April 24, 2019
Written by Be Fit Food Co-Founder Kate Save
Sleep is the most under-rated tool we have for our health and studies show that not only can it assist with brain function and overall alertness, but it may be important in preventing chronic health diseases such as obesity, diabetes, Alzheimer’s disease and even certain cancers. What’s even more exciting, sleep can help slow down the ageing process by delaying the shortening of our telomeres on our DNA which determine the speed at which we age.
So why don’t we prioritise sleep as much as exercise or good nutrition?
The three crucial things to consider when we are talking about a good nights sleep are; the quality of sleep (undisturbed throughout the night without loud noises or bright lights), the quantity of sleep (7-9 hours is ideal) and regularity/routine of sleep (going to bed and waking up at the same time each day is important). Our sleep rhythms vary throughout the night with 4 key sleep phases and each one is important for various brain processes. Our sleep cycles pre-midnight are different to those post-midnight with the amount of time spent in each of the sleep phases changing, for example, we get more “deep” sleep prior to midnight and more “REM” (Rapid Eye Movement) sleep in the early hours of the morning. This is why you can sometimes feel unrested if we get to bed too late, even if we have a sleep in, and it may also explain why we might have more vivid dreams if we are going to bed in the early hours of the morning when we have more REM sleep which is the phase dreaming occurs.
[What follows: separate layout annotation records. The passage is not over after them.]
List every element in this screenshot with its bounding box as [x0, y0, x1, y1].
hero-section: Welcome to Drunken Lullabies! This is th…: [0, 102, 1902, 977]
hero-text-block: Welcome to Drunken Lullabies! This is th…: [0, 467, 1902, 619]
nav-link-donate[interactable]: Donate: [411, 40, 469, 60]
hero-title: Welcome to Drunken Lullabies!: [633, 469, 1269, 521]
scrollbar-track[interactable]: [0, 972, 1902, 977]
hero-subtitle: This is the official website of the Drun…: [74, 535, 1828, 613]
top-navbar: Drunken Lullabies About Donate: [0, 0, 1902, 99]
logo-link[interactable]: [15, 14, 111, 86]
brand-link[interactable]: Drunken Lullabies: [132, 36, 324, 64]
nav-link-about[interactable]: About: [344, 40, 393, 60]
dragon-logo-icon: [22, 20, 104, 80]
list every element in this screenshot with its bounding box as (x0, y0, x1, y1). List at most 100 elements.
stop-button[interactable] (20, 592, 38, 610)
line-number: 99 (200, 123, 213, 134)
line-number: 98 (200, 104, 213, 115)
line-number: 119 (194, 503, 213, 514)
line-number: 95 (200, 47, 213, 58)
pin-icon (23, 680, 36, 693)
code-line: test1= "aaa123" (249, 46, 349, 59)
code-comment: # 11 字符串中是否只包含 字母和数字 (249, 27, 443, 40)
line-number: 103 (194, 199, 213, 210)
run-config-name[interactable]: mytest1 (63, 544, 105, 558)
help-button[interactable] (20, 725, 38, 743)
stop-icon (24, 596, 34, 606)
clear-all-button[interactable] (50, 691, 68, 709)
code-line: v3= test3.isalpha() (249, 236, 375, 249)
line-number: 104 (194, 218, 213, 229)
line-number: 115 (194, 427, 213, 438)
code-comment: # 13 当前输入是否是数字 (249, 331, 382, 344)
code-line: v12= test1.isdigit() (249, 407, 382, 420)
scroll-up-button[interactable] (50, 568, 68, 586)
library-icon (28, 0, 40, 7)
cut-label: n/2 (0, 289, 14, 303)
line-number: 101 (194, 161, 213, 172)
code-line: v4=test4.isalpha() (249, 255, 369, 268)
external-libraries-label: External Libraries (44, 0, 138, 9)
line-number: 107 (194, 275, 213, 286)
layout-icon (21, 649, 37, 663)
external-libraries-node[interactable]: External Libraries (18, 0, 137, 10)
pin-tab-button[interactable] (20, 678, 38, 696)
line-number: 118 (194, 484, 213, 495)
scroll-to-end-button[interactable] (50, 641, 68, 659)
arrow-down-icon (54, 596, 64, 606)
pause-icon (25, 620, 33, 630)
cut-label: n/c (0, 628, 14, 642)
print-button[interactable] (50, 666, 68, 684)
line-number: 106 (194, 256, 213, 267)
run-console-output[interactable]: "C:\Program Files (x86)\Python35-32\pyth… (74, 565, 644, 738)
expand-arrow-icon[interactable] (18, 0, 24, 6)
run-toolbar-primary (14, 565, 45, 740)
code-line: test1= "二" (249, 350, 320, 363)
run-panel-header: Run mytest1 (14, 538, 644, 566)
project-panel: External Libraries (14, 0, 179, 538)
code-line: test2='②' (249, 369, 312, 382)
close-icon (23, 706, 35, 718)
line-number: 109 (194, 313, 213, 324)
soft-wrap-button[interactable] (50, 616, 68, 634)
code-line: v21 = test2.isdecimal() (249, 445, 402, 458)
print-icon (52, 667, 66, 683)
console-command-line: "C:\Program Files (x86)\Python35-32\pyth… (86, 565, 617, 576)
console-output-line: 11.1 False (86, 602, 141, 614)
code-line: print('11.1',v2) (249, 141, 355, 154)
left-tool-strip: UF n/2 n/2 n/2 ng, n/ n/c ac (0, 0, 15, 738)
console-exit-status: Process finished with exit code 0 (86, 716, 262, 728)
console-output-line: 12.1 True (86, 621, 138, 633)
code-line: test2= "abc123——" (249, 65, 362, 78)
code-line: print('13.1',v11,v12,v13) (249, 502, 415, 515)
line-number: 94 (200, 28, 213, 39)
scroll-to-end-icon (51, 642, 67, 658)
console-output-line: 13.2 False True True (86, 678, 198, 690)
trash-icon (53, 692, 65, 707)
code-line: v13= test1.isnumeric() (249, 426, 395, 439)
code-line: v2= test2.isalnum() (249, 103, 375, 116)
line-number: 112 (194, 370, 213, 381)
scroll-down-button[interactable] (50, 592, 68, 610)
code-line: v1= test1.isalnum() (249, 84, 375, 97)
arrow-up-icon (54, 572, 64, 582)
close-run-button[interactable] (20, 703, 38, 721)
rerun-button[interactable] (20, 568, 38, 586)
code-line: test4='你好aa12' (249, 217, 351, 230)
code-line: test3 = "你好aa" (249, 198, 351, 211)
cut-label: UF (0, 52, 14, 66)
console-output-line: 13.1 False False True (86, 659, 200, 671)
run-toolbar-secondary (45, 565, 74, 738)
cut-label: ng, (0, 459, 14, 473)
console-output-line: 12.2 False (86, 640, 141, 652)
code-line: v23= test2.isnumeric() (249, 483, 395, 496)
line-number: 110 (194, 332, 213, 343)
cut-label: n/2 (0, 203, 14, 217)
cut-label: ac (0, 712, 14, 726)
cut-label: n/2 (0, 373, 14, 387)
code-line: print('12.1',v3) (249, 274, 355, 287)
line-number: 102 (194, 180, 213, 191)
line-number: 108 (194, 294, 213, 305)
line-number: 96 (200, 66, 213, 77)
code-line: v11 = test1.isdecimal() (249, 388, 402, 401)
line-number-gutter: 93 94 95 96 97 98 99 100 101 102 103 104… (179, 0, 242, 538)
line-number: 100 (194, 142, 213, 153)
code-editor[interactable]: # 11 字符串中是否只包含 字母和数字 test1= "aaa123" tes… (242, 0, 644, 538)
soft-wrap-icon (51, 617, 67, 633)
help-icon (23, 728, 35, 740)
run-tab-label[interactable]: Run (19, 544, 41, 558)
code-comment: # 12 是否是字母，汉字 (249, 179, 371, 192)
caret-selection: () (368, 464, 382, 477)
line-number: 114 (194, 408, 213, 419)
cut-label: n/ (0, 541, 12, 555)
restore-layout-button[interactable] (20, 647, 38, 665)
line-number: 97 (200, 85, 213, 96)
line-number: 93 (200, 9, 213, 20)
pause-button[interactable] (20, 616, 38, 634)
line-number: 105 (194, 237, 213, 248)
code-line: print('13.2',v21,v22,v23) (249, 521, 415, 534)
1) Avoid using screens 2 hours before bed and if you must, turn on the night mode to change the light from bright blue (stimulates the brain to think its daylight) to yellow (associated with the evening). These can be found under settings – display and brightness – night mode – manual (iPhones).
2) Keep your bedroom cool for sleep – our bodies are very temperature sensitive when it comes to sleep and the onset of cold temperatures is associated with sleep whilst warmth stimulates our bodies to waken.
3) Try to go to bed at the same time each evening and wake at the same time each morning but your sleep and wake time will be dependant on whether you are a ‘Lark’ (morning person) or an ‘Owl’ (evening person). Therefore, follow your body’s natural sleep rhythms and either way, try to get a minimum of 7-9 hours sleep per night.
4) Avoid caffeine in the evening if you want a more restful nights sleep as even though some people can tolerate a coffee after dinner, the 6 hour half-life of caffeine will play havoc with sleep cycles and may reduce to overall amount of deep sleep.
5) Contrary to belief, alcohol does NOT improve sleep. It actually disrupts normal sleep cycles leading you to feel un-rested when you wake up the next day due to more fragmented sleep.